Information technology works positively under certain premises but it can be shown that many organizations work on the opposite premises. I believe that the success of a company in fully benefiting from IT in its operations will depend on how it uses IT-generated information to empower employees than to control them.

Sophisticated project management and performance monitoring systems can now allow managers at the highest level to see the progress of task accomplishments and financials throughout the organization. These systems are, in turn, supported by networked database systems that allow performance information to be displayed by corporate unit, geographic unit, through time, by product or service line, by individual performer, etc. To the information-hungry manager, this is a fantasy come true. No need to wait for reports; the information is always just a mouse-click away.

So is this a good thing to have in a company? It depends. If management uses the information mainly to initiate cycles of improvement and to find out how to better support those who do the work, it could be a good thing. If the information is used to improve the performance of the total system by identifying and removing performance bottlenecks, it could be a good thing. If the information is used to enable learning to be extracted and shared with everyone involved, then it could be a good thing.

But if unfavorable performance information often triggers phone calls to lower level managers with the message: "What's happening? Better fix it, or else!" such a system becomes an employee's worst nightmare. The ultimate malpractice is when information from automated systems, without external validation, is used to rank performance and allocate rewards or penalties accordingly. This promotes internal competition and slowly erodes enthusiasm among coworkers. It undermines trust and collaboration and ultimately, product and service quality as well.

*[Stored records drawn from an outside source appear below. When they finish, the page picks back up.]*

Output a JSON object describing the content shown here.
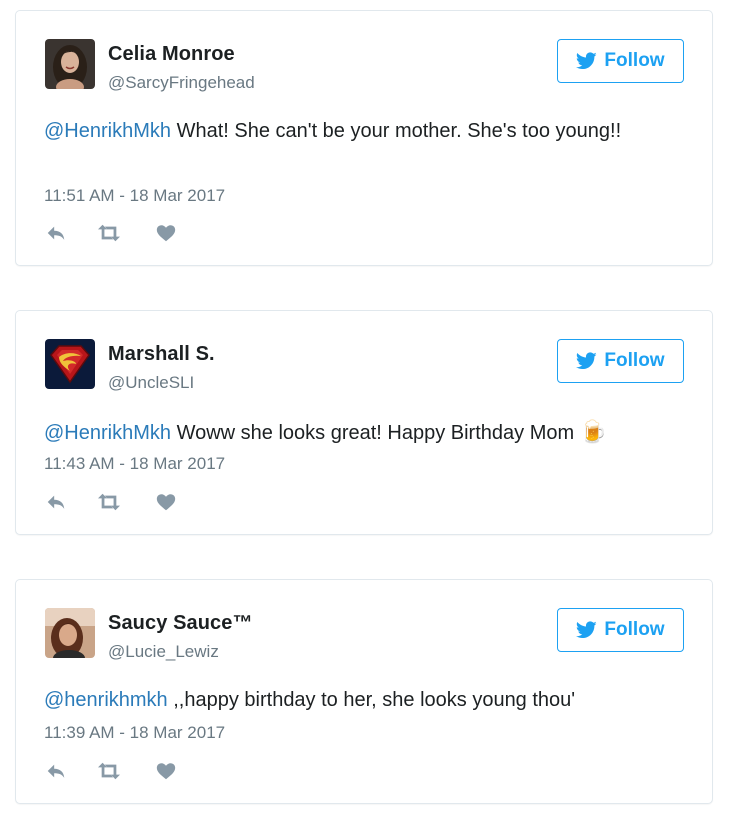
{
  "colors": {
    "accent": "#1da1f2",
    "mention": "#2b7bb9",
    "muted": "#697882",
    "action_icon": "#8899a6",
    "border": "#e1e8ed"
  },
  "tweets": [
    {
      "name": "Celia Monroe",
      "handle": "@SarcyFringehead",
      "mention": "@HenrikhMkh",
      "text": " What! She can't be your mother. She's too young!!",
      "timestamp": "11:51 AM - 18 Mar 2017",
      "follow_label": "Follow",
      "avatar_icon": "woman-portrait-avatar"
    },
    {
      "name": "Marshall S.",
      "handle": "@UncleSLI",
      "mention": "@HenrikhMkh",
      "text": " Woww she looks great! Happy Birthday Mom ",
      "emoji": "🍺",
      "timestamp": "11:43 AM - 18 Mar 2017",
      "follow_label": "Follow",
      "avatar_icon": "superman-shield-avatar"
    },
    {
      "name": "Saucy Sauce™",
      "handle": "@Lucie_Lewiz",
      "mention": "@henrikhmkh",
      "text": " ,,happy birthday to her, she looks young thou'",
      "timestamp": "11:39 AM - 18 Mar 2017",
      "follow_label": "Follow",
      "avatar_icon": "woman-selfie-avatar"
    }
  ]
}
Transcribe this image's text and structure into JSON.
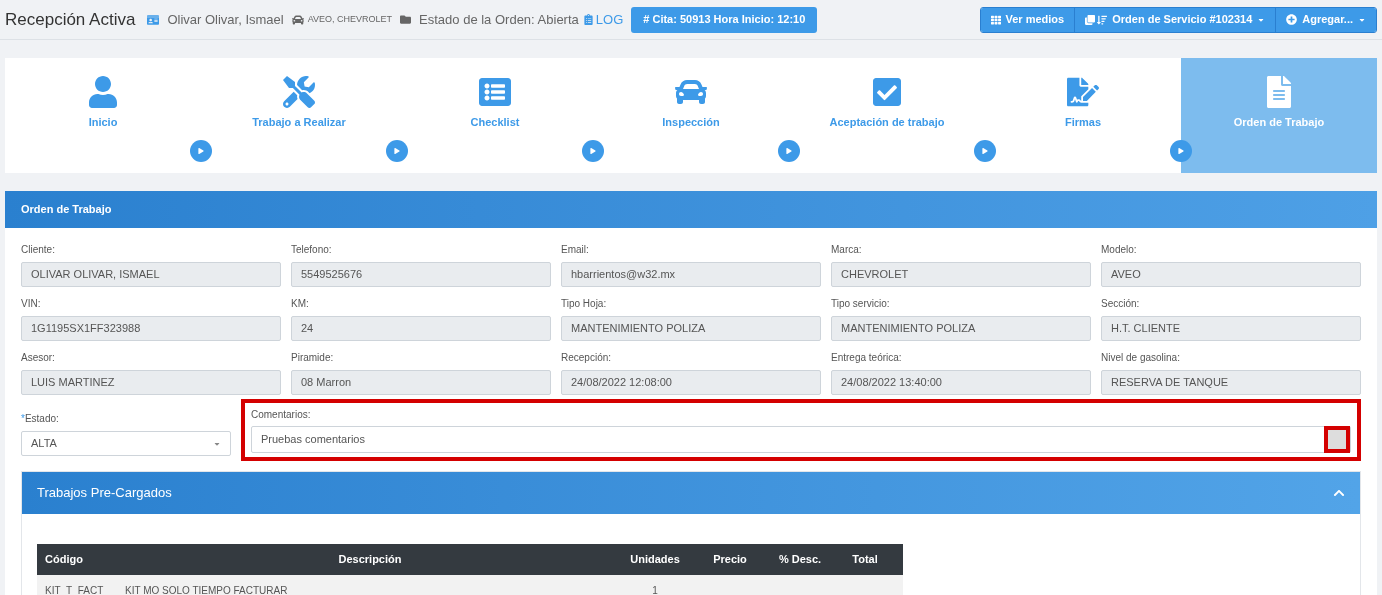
{
  "header": {
    "title": "Recepción Activa",
    "client": "Olivar Olivar, Ismael",
    "vehicle": "AVEO, CHEVROLET",
    "order_status": "Estado de la Orden: Abierta",
    "log_link": "LOG",
    "appointment_button": "# Cita: 50913 Hora Inicio: 12:10"
  },
  "toolbar": [
    {
      "label": "Ver medios",
      "kind": "media"
    },
    {
      "label": "Orden de Servicio #102314",
      "kind": "order"
    },
    {
      "label": "Agregar...",
      "kind": "add"
    }
  ],
  "steps": [
    {
      "label": "Inicio",
      "kind": "user",
      "selected": false
    },
    {
      "label": "Trabajo a Realizar",
      "kind": "tools",
      "selected": false
    },
    {
      "label": "Checklist",
      "kind": "list",
      "selected": false
    },
    {
      "label": "Inspección",
      "kind": "car",
      "selected": false
    },
    {
      "label": "Aceptación de trabajo",
      "kind": "check",
      "selected": false
    },
    {
      "label": "Firmas",
      "kind": "sign",
      "selected": false
    },
    {
      "label": "Orden de Trabajo",
      "kind": "file",
      "selected": true
    }
  ],
  "panel": {
    "title": "Orden de Trabajo",
    "fields": [
      {
        "label": "Cliente:",
        "value": "OLIVAR OLIVAR, ISMAEL"
      },
      {
        "label": "Telefono:",
        "value": "5549525676"
      },
      {
        "label": "Email:",
        "value": "hbarrientos@w32.mx"
      },
      {
        "label": "Marca:",
        "value": "CHEVROLET"
      },
      {
        "label": "Modelo:",
        "value": "AVEO"
      },
      {
        "label": "VIN:",
        "value": "1G1195SX1FF323988"
      },
      {
        "label": "KM:",
        "value": "24"
      },
      {
        "label": "Tipo Hoja:",
        "value": "MANTENIMIENTO POLIZA"
      },
      {
        "label": "Tipo servicio:",
        "value": "MANTENIMIENTO POLIZA"
      },
      {
        "label": "Sección:",
        "value": "H.T. CLIENTE"
      },
      {
        "label": "Asesor:",
        "value": "LUIS MARTINEZ"
      },
      {
        "label": "Piramide:",
        "value": "08 Marron"
      },
      {
        "label": "Recepción:",
        "value": "24/08/2022 12:08:00"
      },
      {
        "label": "Entrega teórica:",
        "value": "24/08/2022 13:40:00"
      },
      {
        "label": "Nivel de gasolina:",
        "value": "RESERVA DE TANQUE"
      }
    ],
    "estado": {
      "required_mark": "*",
      "label": "Estado:",
      "value": "ALTA"
    },
    "comments": {
      "label": "Comentarios:",
      "value": "Pruebas comentarios"
    },
    "precargados": {
      "title": "Trabajos Pre-Cargados",
      "expanded": true,
      "columns": [
        "Código",
        "Descripción",
        "Unidades",
        "Precio",
        "% Desc.",
        "Total"
      ],
      "rows": [
        [
          "KIT_T_FACT",
          "KIT MO SOLO TIEMPO FACTURAR",
          "1",
          "",
          "",
          ""
        ]
      ]
    }
  }
}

The main problem with this practice of "management by remote control" is that while the information travels with blinding speed, it is often reported without context. Thus, any judgment based on such information is misleading at best and oppressive at worst. The person doing the work is often the best judge of context. Managers who are several levels removed from the work situation would do well to keep in touch with the context of the work on a regular basis before relying on reports of any kind, automated or otherwise.

Brian Joiner, writing in Fourth Generation Management, reports a graphic example of the dysfunctional practices that a company's employees evolved to defend themselves from oppressive automated systems. Telephone operators in this company were asked to meet the goal of answering 95% of phone calls within 15 seconds as part of its thrust of delivering prompt service. A large electronic dial displayed in the middle of the operators' room showed the percentage of calls meeting the 95% goal. The performance reports showed that the operators were meeting the goal and the company's executives, not knowing any better, were quite pleased.

The greater insight, however, came from asking the operators how they met the goal. When the dial begins to go down, the operators would start rushing calls and be less courteous. When the dial dips further, they would try to end calls more quickly which would result in customers calling back two or three times before getting all the answers to their questions. If the dial dips further, the operators get their supervisor to call in, say hello and hang up. They get credit for a quick call and the dial goes up. If all the above doesn't bring up the dial, the operators would simply disconnect callers and the dial goes up. The callers would naturally have to call again.

How common are such elaborate performance charades played out by employees to appease their information-hungry and control-oriented managers? How often do employees take shortcuts in their work and sacrifice quality just to meet "the numbers"?

Corporate leaders need to understand what IT as a tool can achieve. More fundamentally, they must understand what the culture of an IT-enabled organization looks like. If they want to use IT positively in their corporations, leaders will need to pay more attention to corporate values, especially those attached to information.

The main decision will not be whether to use this customer relationship management software or not. It will not be whether to build an Intranet or use an ERP system. The main decision is whether they are prepared to make information serve those who do the work for customers and not simply meet the needs of managers for control.